William Shakespeare, Sonnet LXIV

When I have seen by Time's fell hand defaced
The rich-proud cost of outworn buried age,
When sometime lofty towers I see down-rased,
And brass eternal slave to mortal rage.
When I have seen the hungry ocean gain
Advantage on the kingdom of the shore,
And the firm soil win of the watery main,
Increasing store with loss, and loss with store.
When I have seen such interchange of State,
Or state it self confounded, to decay,
Ruin hath taught me thus to ruminate
That Time will come and take my love away.
This thought is as a death which cannot choose
But weep to have, that which it fears to lose.

I slowly, very slowly, begin to see in my life the patterns of human suffering which have always been with us. The burning of the library at Alexandria, the fall of Rome, the Plague, the Inquisition, the Great Fire, the Civil Wars both English and American, the Trail of Tears, Isaac's storm, the Holocaust, the Polio epidemic...there are markers in everyone's life which they remember because these markers seem to us to illustrate the depth and breadth of human tragedy, whether inflicted on us by nature or by other humans.
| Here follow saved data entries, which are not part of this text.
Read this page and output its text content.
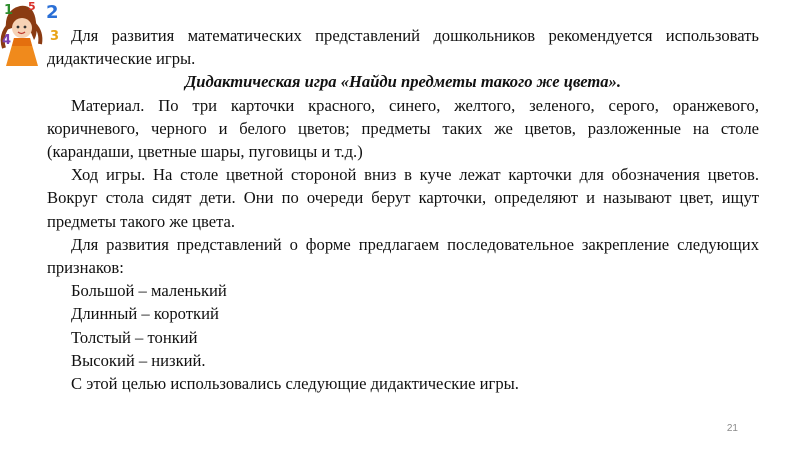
1 5 2
4	3 Для развития математических представлений дошкольников рекомендуется использовать дидактические игры.

Дидактическая игра «Найди предметы такого же цвета».

Материал. По три карточки красного, синего, желтого, зеленого, серого, оранжевого, коричневого, черного и белого цветов; предметы таких же цветов, разложенные на столе (карандаши, цветные шары, пуговицы и т.д.)

Ход игры. На столе цветной стороной вниз в куче лежат карточки для обозначения цветов. Вокруг стола сидят дети. Они по очереди берут карточки, определяют и называют цвет, ищут предметы такого же цвета.

Для развития представлений о форме предлагаем последовательное закрепление следующих признаков:

Большой – маленький

Длинный – короткий

Толстый – тонкий

Высокий – низкий.

С этой целью использовались следующие дидактические игры.

21
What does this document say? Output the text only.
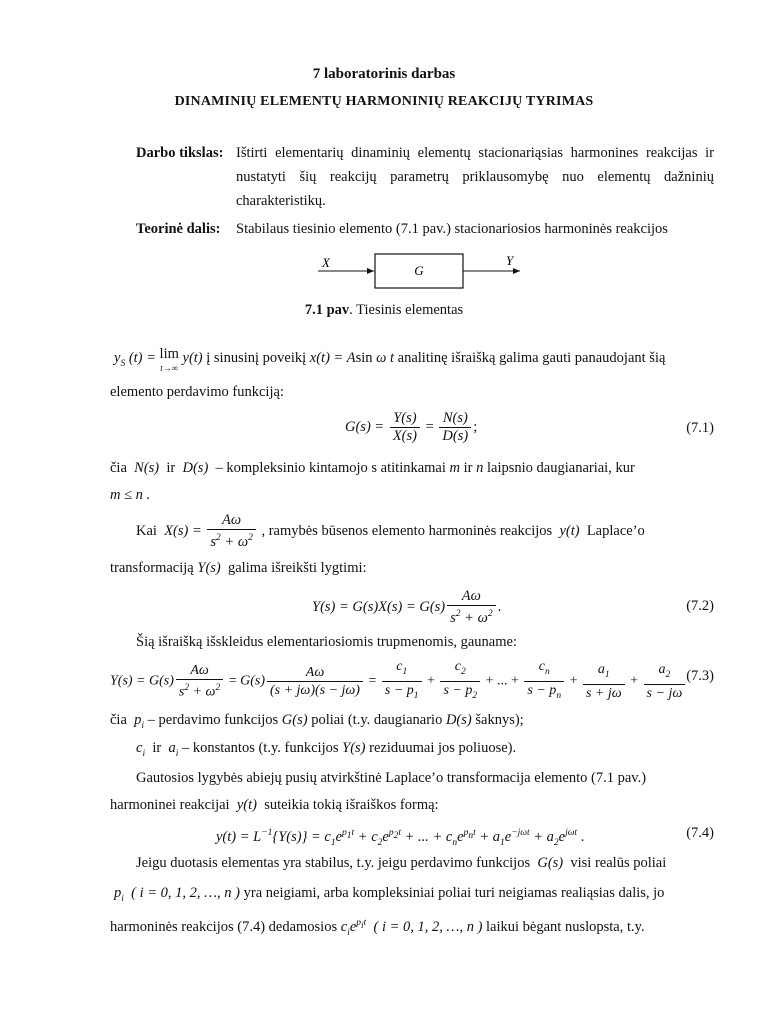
7 laboratorinis darbas
DINAMINIŲ ELEMENTŲ HARMONINIŲ REAKCIJŲ TYRIMAS
Darbo tikslas: Ištirti elementarių dinaminių elementų stacionariąsias harmonines reakcijas ir nustatyti šių reakcijų parametrų priklausomybę nuo elementų dažninių charakteristikų.
Teorinė dalis: Stabilaus tiesinio elemento (7.1 pav.) stacionariosios harmoninės reakcijos
X
G
Y
7.1 pav. Tiesinis elementas
$y_S$ (t) = lim
t→∞ y(t) į sinusinį poveikį x(t) = Asin ω t analitinę išraišką galima gauti panaudojant šią
elemento perdavimo funkciją:
$G(s) = \frac{Y(s)}{X(s)} = \frac{N(s)}{D(s)}$ ;	(7.1)
čia N(s) ir D(s) – kompleksinio kintamojo s atitinkamai m ir n laipsnio daugianariai, kur
m ≤ n .
Kai $X(s) = \frac{A\omega}{s^2 + \omega^2}$ , ramybės būsenos elemento harmoninės reakcijos y(t) Laplace’o
transformaciją Y(s) galima išreikšti lygtimi:
$Y(s) = G(s)X(s) = G(s) \frac{A\omega}{s^2 + \omega^2}$ .	(7.2)
Šią išraišką išskleidus elementariosiomis trupmenomis, gauname:
$Y(s) = G(s) \frac{A\omega}{s^2 + \omega^2} = G(s) \frac{A\omega}{(s + j\omega)(s - j\omega)} = \frac{c_1}{s - p_1} + \frac{c_2}{s - p_2}$ + ... + $\frac{c_n}{s - p_n} + \frac{a_1}{s + j\omega} + \frac{a_2}{s - j\omega} (7.3)$
čia $p_i$ – perdavimo funkcijos G(s) poliai (t.y. daugianario D(s) šaknys);
$c_i$ ir $a_i$ – konstantos (t.y. funkcijos Y(s) reziduumai jos poliuose).
Gautosios lygybės abiejų pusių atvirkštinė Laplace’o transformacija elemento (7.1 pav.)
harmoninei reakcijai y(t) suteikia tokią išraiškos formą:
$y(t) = L^{-1}\{Y(s)\} = c_1e^{p_1t} + c_2e^{p_2t}$ + ... + $c_ne^{p_nt} + a_1e^{-j\omega t} + a_2e^{j\omega t}$ .	(7.4)
Jeigu duotasis elementas yra stabilus, t.y. jeigu perdavimo funkcijos G(s) visi realūs poliai
$p_i$ ( i = 0, 1, 2, …, n ) yra neigiami, arba kompleksiniai poliai turi neigiamas realiąsias dalis, jo
harmoninės reakcijos (7.4) dedamosios $c_ie^{p_it}$ ( i = 0, 1, 2, …, n ) laikui bėgant nuslopsta, t.y.
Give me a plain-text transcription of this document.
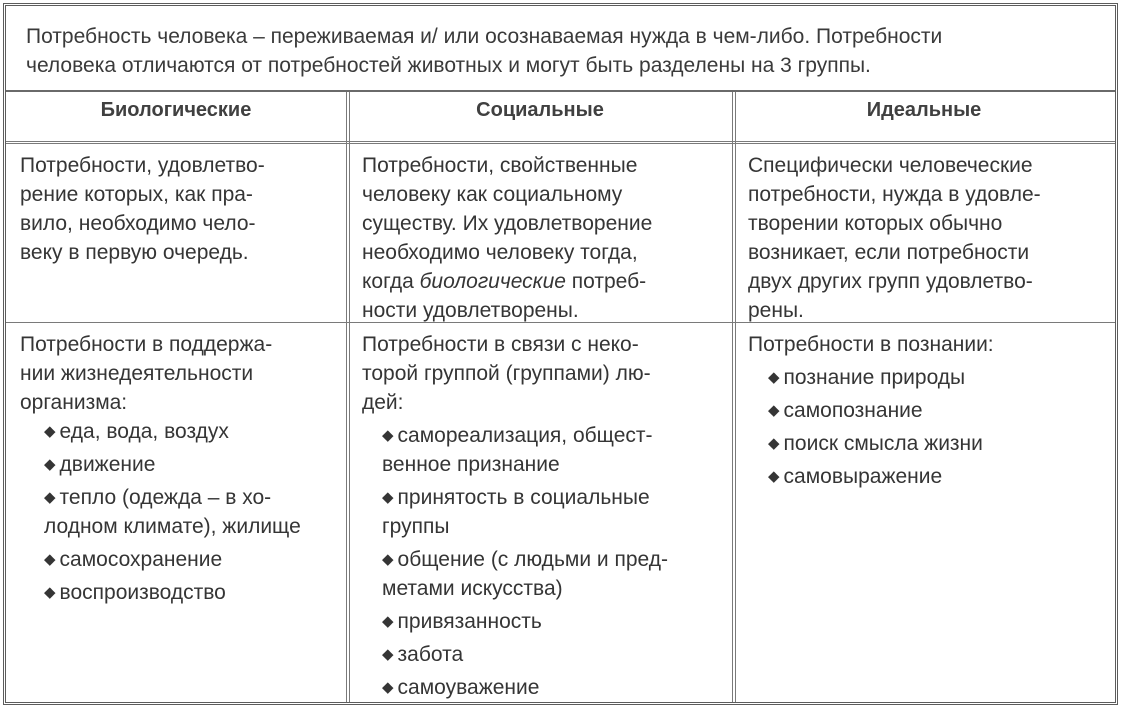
Потребность человека – переживаемая и/ или осознаваемая нужда в чем-либо. Потребности
человека отличаются от потребностей животных и могут быть разделены на 3 группы.

Биологические	Социальные	Идеальные

Потребности, удовлетво-
рение которых, как пра-
вило, необходимо чело-
веку в первую очередь.

Потребности, свойственные
человеку как социальному
существу. Их удовлетворение
необходимо человеку тогда,
когда биологические потреб-
ности удовлетворены.

Специфически человеческие
потребности, нужда в удовле-
творении которых обычно
возникает, если потребности
двух других групп удовлетво-
рены.

Потребности в поддержа-
нии жизнедеятельности
организма:

◆ еда, вода, воздух
◆ движение
◆ тепло (одежда – в хо-
лодном климате), жилище
◆ самосохранение
◆ воспроизводство

Потребности в связи с неко-
торой группой (группами) лю-
дей:

◆ самореализация, общест-
венное признание
◆ принятость в социальные
группы
◆ общение (с людьми и пред-
метами искусства)
◆ привязанность
◆ забота
◆ самоуважение

Потребности в познании:

◆ познание природы
◆ самопознание
◆ поиск смысла жизни
◆ самовыражение
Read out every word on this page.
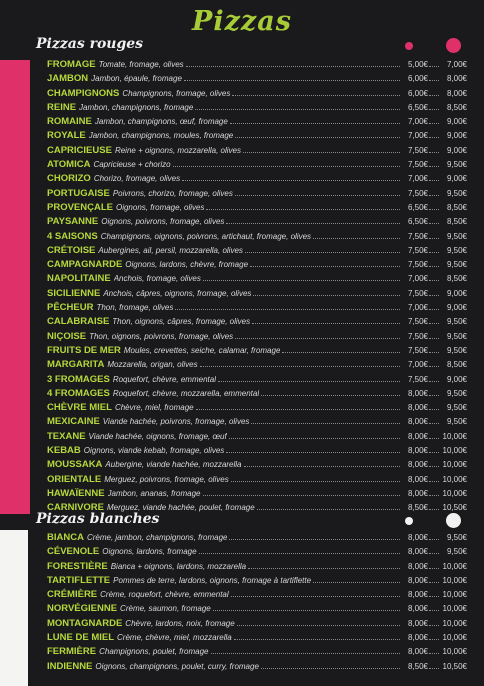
Pizzas
Pizzas rouges
FROMAGE Tomate, fromage, olives	5,00€	7,00€
JAMBON Jambon, épaule, fromage	6,00€	8,00€
CHAMPIGNONS Champignons, fromage, olives	6,00€	8,00€
REINE Jambon, champignons, fromage	6,50€	8,50€
ROMAINE Jambon, champignons, œuf, fromage	7,00€	9,00€
ROYALE Jambon, champignons, moules, fromage	7,00€	9,00€
CAPRICIEUSE Reine + oignons, mozzarella, olives	7,50€	9,00€
ATOMICA Capricieuse + chorizo	7,50€	9,50€
CHORIZO Chorizo, fromage, olives	7,00€	9,00€
PORTUGAISE Poivrons, chorizo, fromage, olives	7,50€	9,50€
PROVENÇALE Oignons, fromage, olives	6,50€	8,50€
PAYSANNE Oignons, poivrons, fromage, olives	6,50€	8,50€
4 SAISONS Champignons, oignons, poivrons, artichaut, fromage, olives	7,50€	9,50€
CRÉTOISE Aubergines, ail, persil, mozzarella, olives	7,50€	9,50€
CAMPAGNARDE Oignons, lardons, chèvre, fromage	7,50€	9,50€
NAPOLITAINE Anchois, fromage, olives	7,00€	8,50€
SICILIENNE Anchois, câpres, oignons, fromage, olives	7,50€	9,00€
PÊCHEUR Thon, fromage, olives	7,00€	9,00€
CALABRAISE Thon, oignons, câpres, fromage, olives	7,50€	9,50€
NIÇOISE Thon, oignons, poivrons, fromage, olives	7,50€	9,50€
FRUITS DE MER Moules, crevettes, seiche, calamar, fromage	7,50€	9,50€
MARGARITA Mozzarella, origan, olives	7,00€	8,50€
3 FROMAGES Roquefort, chèvre, emmental	7,50€	9,00€
4 FROMAGES Roquefort, chèvre, mozzarella, emmental	8,00€	9,50€
CHÈVRE MIEL Chèvre, miel, fromage	8,00€	9,50€
MEXICAINE Viande hachée, poivrons, fromage, olives	8,00€	9,50€
TEXANE Viande hachée, oignons, fromage, œuf	8,00€	10,00€
KEBAB Oignons, viande kebab, fromage, olives	8,00€	10,00€
MOUSSAKA Aubergine, viande hachée, mozzarella	8,00€	10,00€
ORIENTALE Merguez, poivrons, fromage, olives	8,00€	10,00€
HAWAÏENNE Jambon, ananas, fromage	8,00€	10,00€
CARNIVORE Merguez, viande hachée, poulet, fromage	8,50€	10,50€
Pizzas blanches
BIANCA Crème, jambon, champignons, fromage	8,00€	9,50€
CÉVENOLE Oignons, lardons, fromage	8,00€	9,50€
FORESTIÈRE Bianca + oignons, lardons, mozzarella	8,00€	10,00€
TARTIFLETTE Pommes de terre, lardons, oignons, fromage à tartiflette	8,00€	10,00€
CRÉMIÈRE Crème, roquefort, chèvre, emmental	8,00€	10,00€
NORVÉGIENNE Crème, saumon, fromage	8,00€	10,00€
MONTAGNARDE Chèvre, lardons, noix, fromage	8,00€	10,00€
LUNE DE MIEL Crème, chèvre, miel, mozzarella	8,00€	10,00€
FERMIÈRE Champignons, poulet, fromage	8,00€	10,00€
INDIENNE Oignons, champignons, poulet, curry, fromage	8,50€	10,50€
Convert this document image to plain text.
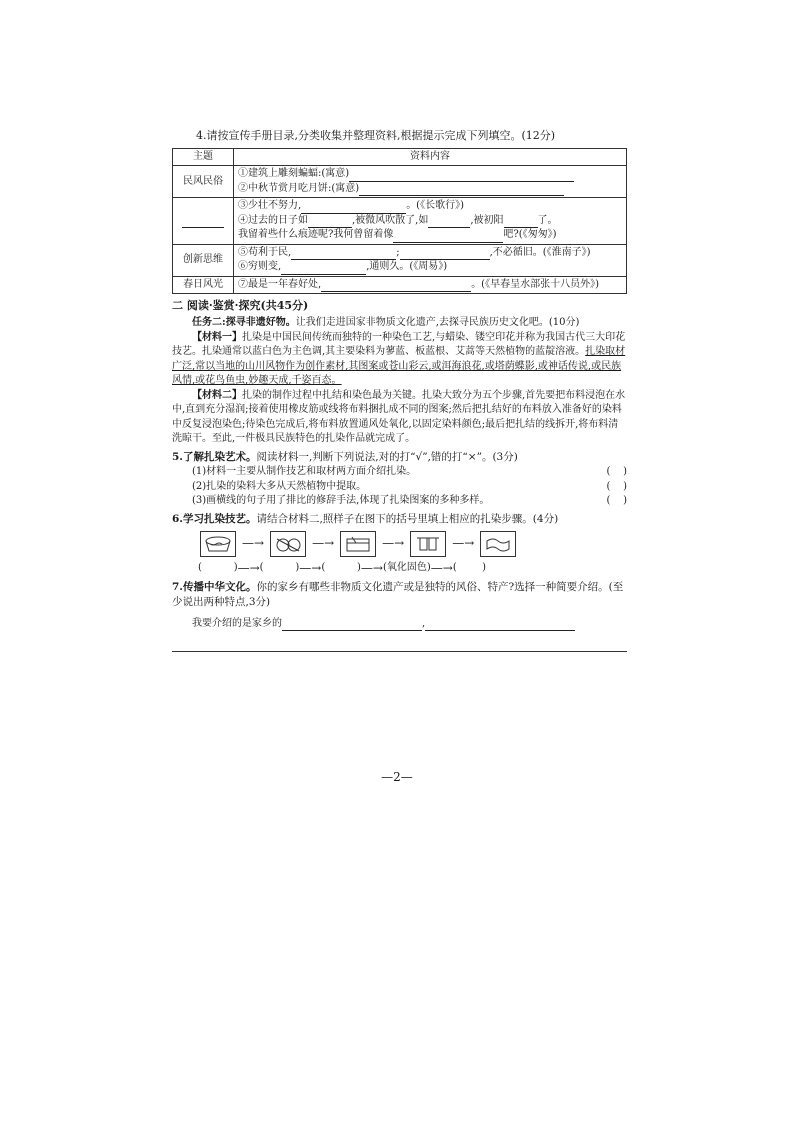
4.请按宣传手册目录,分类收集并整理资料,根据提示完成下列填空。(12分)

主题	资料内容
民风民俗	①建筑上雕刻蝙蝠:(寓意)
②中秋节赏月吃月饼:(寓意)

	③少壮不努力, 。(《长歌行》)
④过去的日子如 ,被微风吹散了,如 ,被初阳 了。
我留着些什么痕迹呢?我何曾留着像 吧?(《匆匆》)

创新思维	⑤苟利于民, ; ,不必循旧。(《淮南子》)
⑥穷则变, ,通则久。(《周易》)

春日风光	⑦最是一年春好处, 。(《早春呈水部张十八员外》)
二 阅读·鉴赏·探究(共45分)

任务二:探寻非遗好物。让我们走进国家非物质文化遗产,去探寻民族历史文化吧。(10分)

【材料一】扎染是中国民间传统而独特的一种染色工艺,与蜡染、镂空印花并称为我国古代三大印花技艺。扎染通常以蓝白色为主色调,其主要染料为蓼蓝、板蓝根、艾蒿等天然植物的蓝靛溶液。扎染取材广泛,常以当地的山川风物作为创作素材,其图案或苍山彩云,或洱海浪花,或塔荫蝶影,或神话传说,或民族风情,或花鸟鱼虫,妙趣天成,千姿百态。

【材料二】扎染的制作过程中扎结和染色最为关键。扎染大致分为五个步骤,首先要把布料浸泡在水中,直到充分湿润;接着使用橡皮筋或线将布料捆扎成不同的图案;然后把扎结好的布料放入准备好的染料中反复浸泡染色;待染色完成后,将布料放置通风处氧化,以固定染料颜色;最后把扎结的线拆开,将布料清洗晾干。至此,一件极具民族特色的扎染作品就完成了。

5.了解扎染艺术。阅读材料一,判断下列说法,对的打“√”,错的打“×”。(3分)

(1)材料一主要从制作技艺和取材两方面介绍扎染。	(    )

(2)扎染的染料大多从天然植物中提取。	(    )

(3)画横线的句子用了排比的修辞手法,体现了扎染图案的多种多样。	(    )

6.学习扎染技艺。请结合材料二,照样子在图下的括号里填上相应的扎染步骤。(4分)

—→	—→	—→	—→
(          ) —→ (          ) —→ (          ) —→ (氧化固色) —→ (        )

7.传播中华文化。你的家乡有哪些非物质文化遗产或是独特的风俗、特产?选择一种简要介绍。(至少说出两种特点,3分)

我要介绍的是家乡的	,

—2—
In history these other markers belonged to other people to separate out parts of their life when they said "I'm not only me; I'm human". Perhaps, if you believe in a god or gods, they are a supreme divinity's way of reminding us that we have a duty to our tribe. Perhaps that is merely a positive coincidence of a random negative event. Who knows.

There have been greater tragedies and lesser tragedies in my lifetime and in the lifetimes of others, but the lesson that we belong to something greater, known as humanity, is never more painful than when it is a part of our own tribe which inflicts it on us. We are made aware of the terrifying possibility that we can become so disconnected from the tribe as to inflict injury on it, and tragedy is the result of that. We feel this more acutely than history because we have lived through it, because we've seen the towers down-rased with our own eyes.

More than ever, in these times, we are aware that everything is not okay. We are still mortal and we are not protected from such things as starvation, privation, wholesale slaughter and the ignorance of our own leaders.

But, after enough time, we slowly begin to go about our business again. It would be nice to think that we're better for having witnessed the depravity that we could succumb to. It might even be true, I don't know. I do know that in any place where people have lost so much, in any refugee camp or makeshift morgue or on any slaughter ground, eventually there is laughter and dancing again.

Grief is not something which ends -- but it does, at the prodding of time, make room for joy.

Commentary post-hack: Sometimes there are entries I'm ashamed of, going through these old posts. Sometimes there are entries I'm really proud of, too. Originally comments on this post were locked. I'm leaving them unlocked this time round.